Uma pesquisa da Universidade Federal de Sergipe mostrou que insetos estão criando galhas mais espessas para sobreviver aos incêndios florestais no Brasil. O estudo analisou galhas, que são estruturas formadas nas árvores por larvas de insetos. Após um incêndio no Cerrado, os pesquisadores descobriram que 66% das larvas que estavam em galhas queimadas conseguiram sobreviver. Eles coletaram galhas de 40 árvores, algumas queimadas e outras não, e notaram que as galhas queimadas ainda continham larvas vivas. Isso levanta a hipótese de que os insetos estão mudando a forma como constroem suas galhas para se adaptar ao fogo. No último ano, 9,7 milhões de hectares do Cerrado foram queimados, o que representa um aumento significativo em relação a anos anteriores.

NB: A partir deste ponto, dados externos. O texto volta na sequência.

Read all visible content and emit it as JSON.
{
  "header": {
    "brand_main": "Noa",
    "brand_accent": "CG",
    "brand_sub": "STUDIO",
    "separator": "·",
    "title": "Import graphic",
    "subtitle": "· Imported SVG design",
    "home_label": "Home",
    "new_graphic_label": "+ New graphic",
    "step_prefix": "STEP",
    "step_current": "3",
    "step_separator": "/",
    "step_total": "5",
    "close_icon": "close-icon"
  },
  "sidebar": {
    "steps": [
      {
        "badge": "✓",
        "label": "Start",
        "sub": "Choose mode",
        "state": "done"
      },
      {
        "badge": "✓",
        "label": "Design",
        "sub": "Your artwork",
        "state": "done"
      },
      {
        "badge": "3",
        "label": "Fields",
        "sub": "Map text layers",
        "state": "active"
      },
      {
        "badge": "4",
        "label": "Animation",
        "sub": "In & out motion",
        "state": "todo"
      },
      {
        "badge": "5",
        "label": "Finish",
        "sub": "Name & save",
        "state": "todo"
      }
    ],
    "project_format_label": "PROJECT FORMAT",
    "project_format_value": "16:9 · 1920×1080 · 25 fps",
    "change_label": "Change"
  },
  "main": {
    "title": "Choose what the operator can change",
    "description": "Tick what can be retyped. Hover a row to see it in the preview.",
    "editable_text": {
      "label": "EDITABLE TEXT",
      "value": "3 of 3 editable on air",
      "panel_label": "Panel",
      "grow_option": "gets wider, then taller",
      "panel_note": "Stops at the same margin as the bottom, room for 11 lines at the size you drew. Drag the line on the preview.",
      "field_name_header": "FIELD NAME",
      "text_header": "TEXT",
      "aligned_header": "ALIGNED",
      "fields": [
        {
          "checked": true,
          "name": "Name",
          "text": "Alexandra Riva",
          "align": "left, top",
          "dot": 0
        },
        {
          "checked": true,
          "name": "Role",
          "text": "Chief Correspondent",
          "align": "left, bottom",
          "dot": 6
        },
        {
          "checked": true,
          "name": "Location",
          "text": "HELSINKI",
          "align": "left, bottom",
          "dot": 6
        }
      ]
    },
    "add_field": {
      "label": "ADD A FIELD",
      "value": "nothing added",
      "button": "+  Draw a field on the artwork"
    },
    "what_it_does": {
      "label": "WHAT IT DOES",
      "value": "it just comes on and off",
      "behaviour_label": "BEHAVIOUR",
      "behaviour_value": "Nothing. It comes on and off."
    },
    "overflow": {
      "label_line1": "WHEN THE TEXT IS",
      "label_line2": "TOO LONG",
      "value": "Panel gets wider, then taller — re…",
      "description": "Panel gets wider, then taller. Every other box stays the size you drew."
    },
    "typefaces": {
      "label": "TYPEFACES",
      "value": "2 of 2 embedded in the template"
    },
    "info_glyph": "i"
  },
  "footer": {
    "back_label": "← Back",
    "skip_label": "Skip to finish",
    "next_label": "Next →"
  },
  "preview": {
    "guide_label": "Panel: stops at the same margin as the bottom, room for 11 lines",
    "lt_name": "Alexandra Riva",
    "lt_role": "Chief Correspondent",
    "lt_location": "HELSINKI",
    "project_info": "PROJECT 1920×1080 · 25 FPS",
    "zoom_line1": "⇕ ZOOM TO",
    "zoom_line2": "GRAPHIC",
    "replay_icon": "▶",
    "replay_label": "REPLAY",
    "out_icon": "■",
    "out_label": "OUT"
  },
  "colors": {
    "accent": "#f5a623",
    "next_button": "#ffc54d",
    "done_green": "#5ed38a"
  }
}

Uma pesquisa da Universidade Federal de Sergipe revelou que insetos estão desenvolvendo galhas mais espessas para sobreviver aos incêndios florestais no Brasil. O país enfrenta um ciclo de chamas que afeta diversos biomas, incluindo o Cerrado, onde a vegetação nativa tem sido severamente impactada.
Após um incêndio que queimou uma área de preservação no Cerrado, em Minas Gerais, os pesquisadores coletaram galhas de árvores. Apesar de estarem queimadas por fora, 66% das larvas abrigadas nas galhas queimadas conseguiram sobreviver. O estudo analisou galhas de quarenta árvores, sendo algumas expostas ao fogo e outras não. As galhas das áreas queimadas apresentavam sinais de carbonização e estavam em locais atingidos por calor intenso.
Os pesquisadores descobriram que, em vinte das galhas analisadas, todas as larvas resistiram às chamas. Essa adaptação levanta questões sobre se os insetos estão modificando a forma de construir galhas, tornando-as mais espessas para garantir a sobrevivência. O estudo sugere que esses achados podem incentivar novas pesquisas sobre a adaptação dos insetos ao fogo.
No último ano, 9,7 milhões de hectares foram queimados no Cerrado, sendo 85% dessa área de vegetação nativa, principalmente formações savânicas. Em comparação com 2023, houve um aumento de 91% na área queimada, tornando este o maior incêndio desde 2019.